In [1]:
# How GPT4All works?
# It is trained on top of Facebook’s LLaMA model, which released its weights under a non-commercial license. 
# Still, running the mentioned architecture on your local PC is impossible due to the large (7 billion) number of parameters.
# The authors incorporated two tricks to do efficient fine-tuning and inference. 
# We will focus on inference since the fine-tuning process is out of the scope of this course.

# The main contribution of GPT4All models is the ability to run them on a CPU. Testing these models is practically free 
# because the recent PCs have powerful Central Processing Units. The underlying algorithm that helps with making it happen is called Quantization. 
# It basically converts the pre-trained model weights to 4-bit precision using the GGML format.  
# So, the model uses fewer bits to represent the numbers. There are two main advantages to using this technique:

# Reducing Memory Usage: It makes deploying the models more efficient on low-resource devices.
# Faster Inference: The models will be faster during the generation process since there will be fewer computations.
# It is true that we are sacrificing quality by a small margin when using this approach. However, 
# it is a trade-off between no access at all and accessing a slightly underpowered model!

In [2]:
from langchain.llms import GPT4All
from langchain import PromptTemplate, LLMChain
from langchain.callbacks.base import CallbackManager
from langchain.callbacks.streaming_stdout import StreamingStdOutCallbackHandler

In [3]:
template = """Question: {question}

Answer: Let's think step by step."""
prompt = PromptTemplate(template=template, input_variables=["question"])

In [4]:
# need to convert the downloaded gpt4all-lora-quantized-ggml.bin model into latest format
# git clone https://github.com/ggerganov/llama.cpp.git
# cd llama.cpp && git checkout 2b26469
# python3 llama.cpp/convert.py ./models/gpt4all-lora-quantized-ggml.bin

In [5]:
# following code would run with these versions of langchain and pyllamacpp
# pip install -q langchain==0.0.152 pyllamacpp==1.0.7

In [6]:
callback_manager = CallbackManager([StreamingStdOutCallbackHandler()])
llm = GPT4All(model="./ggml-model-q4_0.bin", callback_manager=callback_manager, verbose=True)
llm_chain = LLMChain(prompt=prompt, llm=llm)

In [7]:
question = "What happens when it rains somewhere?"
llm_chain.run(question)

 Question: What happens when it rains somewhere?

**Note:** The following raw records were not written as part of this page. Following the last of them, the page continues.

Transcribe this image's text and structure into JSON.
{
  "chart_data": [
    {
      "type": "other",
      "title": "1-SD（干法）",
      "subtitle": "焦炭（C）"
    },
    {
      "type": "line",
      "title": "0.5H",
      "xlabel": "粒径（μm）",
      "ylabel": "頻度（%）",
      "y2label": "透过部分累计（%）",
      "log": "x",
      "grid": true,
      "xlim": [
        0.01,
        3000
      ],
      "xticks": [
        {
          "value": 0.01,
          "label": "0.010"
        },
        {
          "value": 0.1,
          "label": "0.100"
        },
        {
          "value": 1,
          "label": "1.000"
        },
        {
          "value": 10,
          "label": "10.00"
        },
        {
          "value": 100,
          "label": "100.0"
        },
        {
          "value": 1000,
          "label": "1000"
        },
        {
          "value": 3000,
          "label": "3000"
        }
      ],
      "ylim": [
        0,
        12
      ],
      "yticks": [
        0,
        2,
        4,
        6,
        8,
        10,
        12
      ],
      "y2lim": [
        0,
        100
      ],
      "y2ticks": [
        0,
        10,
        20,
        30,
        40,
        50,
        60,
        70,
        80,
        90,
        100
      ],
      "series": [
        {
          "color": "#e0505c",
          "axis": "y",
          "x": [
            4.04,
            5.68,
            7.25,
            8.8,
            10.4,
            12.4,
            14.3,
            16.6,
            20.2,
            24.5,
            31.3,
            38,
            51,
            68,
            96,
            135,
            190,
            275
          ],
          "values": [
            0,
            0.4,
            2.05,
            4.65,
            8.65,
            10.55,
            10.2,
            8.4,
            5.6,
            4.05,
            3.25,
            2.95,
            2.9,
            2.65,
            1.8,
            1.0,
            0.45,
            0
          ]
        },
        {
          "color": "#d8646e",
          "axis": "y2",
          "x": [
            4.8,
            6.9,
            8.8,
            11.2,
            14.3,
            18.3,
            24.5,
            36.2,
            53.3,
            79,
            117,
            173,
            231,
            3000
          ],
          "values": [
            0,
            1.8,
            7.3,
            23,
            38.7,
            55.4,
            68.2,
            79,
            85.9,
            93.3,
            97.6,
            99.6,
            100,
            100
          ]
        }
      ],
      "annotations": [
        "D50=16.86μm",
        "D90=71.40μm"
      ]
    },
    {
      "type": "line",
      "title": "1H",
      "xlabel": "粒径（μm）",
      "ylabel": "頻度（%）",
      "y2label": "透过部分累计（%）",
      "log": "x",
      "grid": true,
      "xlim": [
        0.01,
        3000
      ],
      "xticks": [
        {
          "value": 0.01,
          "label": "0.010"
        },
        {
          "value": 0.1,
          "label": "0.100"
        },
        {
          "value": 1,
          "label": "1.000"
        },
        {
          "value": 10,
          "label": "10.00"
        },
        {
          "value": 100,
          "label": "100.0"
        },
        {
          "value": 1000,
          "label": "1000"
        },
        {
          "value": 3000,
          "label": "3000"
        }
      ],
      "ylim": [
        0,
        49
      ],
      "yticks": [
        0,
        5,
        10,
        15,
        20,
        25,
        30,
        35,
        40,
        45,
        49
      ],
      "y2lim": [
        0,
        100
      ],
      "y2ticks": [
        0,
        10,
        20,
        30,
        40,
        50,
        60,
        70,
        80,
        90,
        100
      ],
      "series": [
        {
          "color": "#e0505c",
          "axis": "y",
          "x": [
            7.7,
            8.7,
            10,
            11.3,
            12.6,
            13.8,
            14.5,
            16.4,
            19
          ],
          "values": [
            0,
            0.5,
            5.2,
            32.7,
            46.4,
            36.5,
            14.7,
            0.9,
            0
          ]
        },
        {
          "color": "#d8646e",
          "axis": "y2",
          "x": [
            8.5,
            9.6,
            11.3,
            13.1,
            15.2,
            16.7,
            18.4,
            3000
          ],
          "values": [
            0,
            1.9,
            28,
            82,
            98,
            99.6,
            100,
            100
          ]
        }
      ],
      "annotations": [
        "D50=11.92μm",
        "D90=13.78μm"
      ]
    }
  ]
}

Answer: Let's think step by step. When there is rain, water vapors are released into the atmosphere from various sources such as evaporated sweat and respiratory exhalations of humans or animals; these forms can lead to cloud formation which then proceed with precipitation. As a result, raindrops form on clouds that appear in different sizes depending upon their altitude and temperature above them (this is called the wet-bulb thermometer); eventually this rain falls back into earth's surface either through evaporation or wind circulation from weather systems; it then flows down to lakes, rivers, oceans etc. where they form streams & waves which can create floods depending upon their strength and amount of rainfall occurring in a particular area.

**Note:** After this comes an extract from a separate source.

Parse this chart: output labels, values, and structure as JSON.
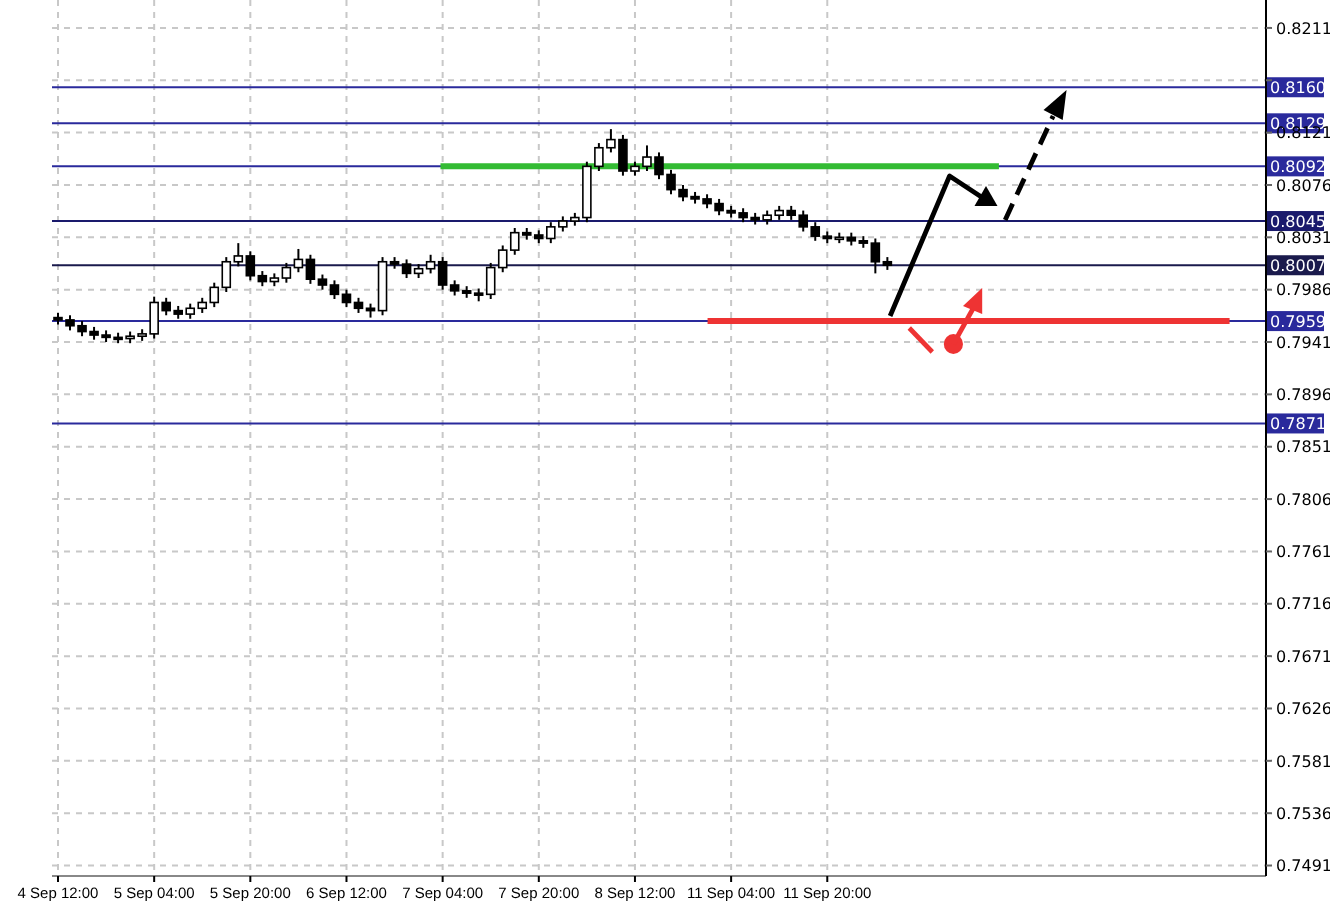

" Question: What happens when it rains somewhere?\n\nAnswer: Let's think step by step. When there is rain, water vapors are released into the atmosphere from various sources such as evaporated sweat and respiratory exhalations of humans or animals; these forms can lead to cloud formation which then proceed with precipitation. As a result, raindrops form on clouds that appear in different sizes depending upon their altitude and temperature above them (this is called the wet-bulb thermometer); eventually this rain falls back into earth's surface either through evaporation or wind circulation from weather systems; it then flows down to lakes, rivers, oceans etc. where they form streams & waves which can create floods depending upon their strength and amount of rainfall occurring in a particular area."

In [8]:
# The default behavior is to wait for the model to finish its inference process to print out its outputs. 
# However, it could take more than an hour (depending on your hardware) to 
# respond to one prompt because of the large number of parameters in the model. We can use the StreamingStdOutCallbackHandler() 
# callback to instantly show the latest generated token. This way, we can be sure that the generation process is running and 
# the model shows the expected behavior. Otherwise, it is possible to stop the inference and adjust the prompt.

# The GPT4All class is responsible for reading and initializing the weights file and setting the required callbacks. 
# Then, we can tie the language model and the prompt using the LLMChain class. It will enable us to ask questions from the model using the run() object.